Sur les conclusions aux fins de suspension et d’injonction sous astreinte :
Il résulte de l’instruction que, postérieurement à l’introduction de la requête Mme A… a obtenu la délivrance d’une attestation de prolongation d’instruction valable jusqu’au 1er juin 2026. Ce document, qui maintient l’ensemble des droits ouverts par le titre de séjour que la requérante détenait auparavant, notamment le droit d’exercer une activité professionnelle, atteste de la poursuite de l’instruction de la demande mentionnée au point 1 de la présente ordonnance. Par suite, les conclusions à fin de suspension de l’exécution de la décision implicite contestée, qui n’ont d’autre finalité que d’entraîner le réexamen de la demande de titre et la délivrance, dans l’attente, d’un document autorisant provisoirement à séjourner et à travailler en France, doivent être regardées, dans les circonstances particulières de l’espèce, comme ayant perdu leur intérêt en référé. Il suit de là qu’il n’y a plus lieu de statuer sur les conclusions à fin de suspension et sur le surplus des conclusions à fin d’injonction sous astreinte de la requête de Mme A….
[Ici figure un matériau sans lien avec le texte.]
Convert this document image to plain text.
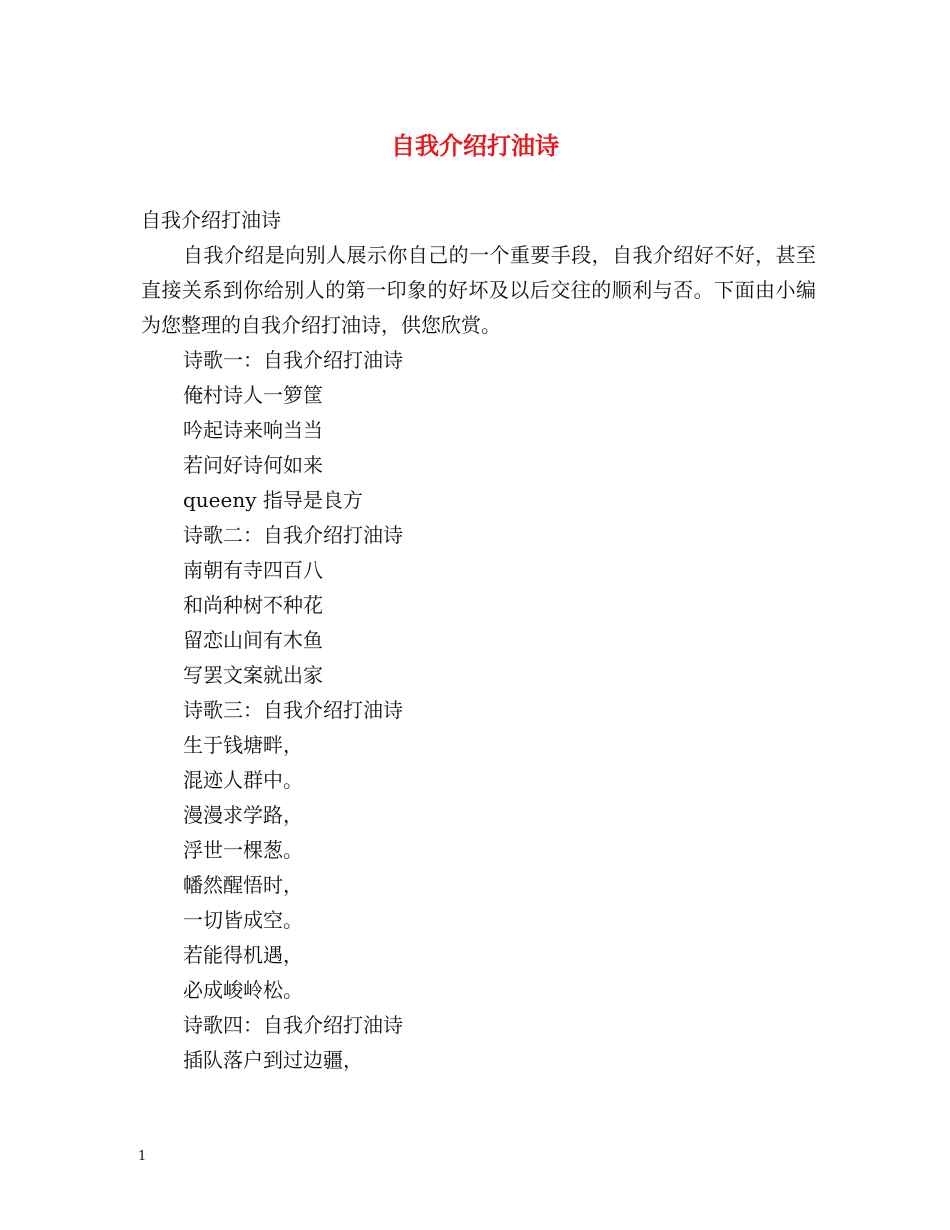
自我介绍打油诗

自我介绍打油诗

自我介绍是向别人展示你自己的一个重要手段，自我介绍好不好，甚至直接关系到你给别人的第一印象的好坏及以后交往的顺利与否。下面由小编为您整理的自我介绍打油诗，供您欣赏。

诗歌一：自我介绍打油诗

俺村诗人一箩筐

吟起诗来响当当

若问好诗何如来

queeny 指导是良方

诗歌二：自我介绍打油诗

南朝有寺四百八

和尚种树不种花

留恋山间有木鱼

写罢文案就出家

诗歌三：自我介绍打油诗

生于钱塘畔，

混迹人群中。

漫漫求学路，

浮世一棵葱。

幡然醒悟时，

一切皆成空。

若能得机遇，

必成峻岭松。

诗歌四：自我介绍打油诗

插队落户到过边疆，

1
Sur les frais liés au litige :
Mme A… a été provisoirement admise au bénéfice de l’aide juridictionnelle. Par suite, son avocate peut se prévaloir des dispositions de l’article 37 de la loi du 10 juillet 1991 et de l’article L. 761-1 du code de justice administrative. Il y a lieu, dans les circonstances de l’espèce, de mettre à la charge de l’Etat une somme de 500 euros, qui sera versée à Me Rouvet Orue Carreras sous réserve de sa renonciation à percevoir la somme correspondant à la part contributive de l’Etat. Dans le cas où l’aide juridictionnelle ne serait pas accordée par le bureau d’aide juridictionnelle, cette même somme sera versée à Mme A… en application des dispositions de l’article L. 761-1 du code de justice administrative.
O R D O N N E :
Article 1er : Mme A… est admise au bénéfice de l’aide juridictionnelle provisoire.
Article 2 : Il est donné acte du désistement des conclusions à fin d’injonction de délivrance de tout document lui permettant de justifier de son droit au séjour et au travail en France présentées par Mme A….
Article 3 : Il n’y a plus lieu de statuer sur les conclusions à fin de suspension et sur le surplus des conclusions à fin d’injonction sous astreinte présentées par Mme A….
Article 4 : L’Etat versera à Me Rouvet Orue Carreras une somme de 500 euros en application des dispositions du deuxième alinéa de l’article 37 de la loi du 10 juillet 1991 et de l’article L. 761-1 du code de justice administrative, sous réserve que celle-ci renonce à percevoir la somme correspondant à la part contributive de l’Etat. Dans le cas où l’aide juridictionnelle ne serait pas accordée par le bureau d’aide juridictionnelle, cette même somme sera versée à Mme A… en application des dispositions de l’article L. 761-1 du code de justice administrative.
Article 5 : La présente ordonnance sera notifiée à Mme B… A…, à Me Rouvet Orue Carreras et au ministre de l’intérieur.
Copie en sera adressée au préfet de la Seine-Saint-Denis.
Fait à Montreuil, le 20 mars 2026.
Le juge des référés,
T. Breton
La République mande et ordonne au ministre de l’intérieur, en ce qui le concerne ou à tous commissaires de justice à ce requis en ce qui concerne les voies de droit commun contre les parties privées, de pourvoir à l’exécution de la présente décision.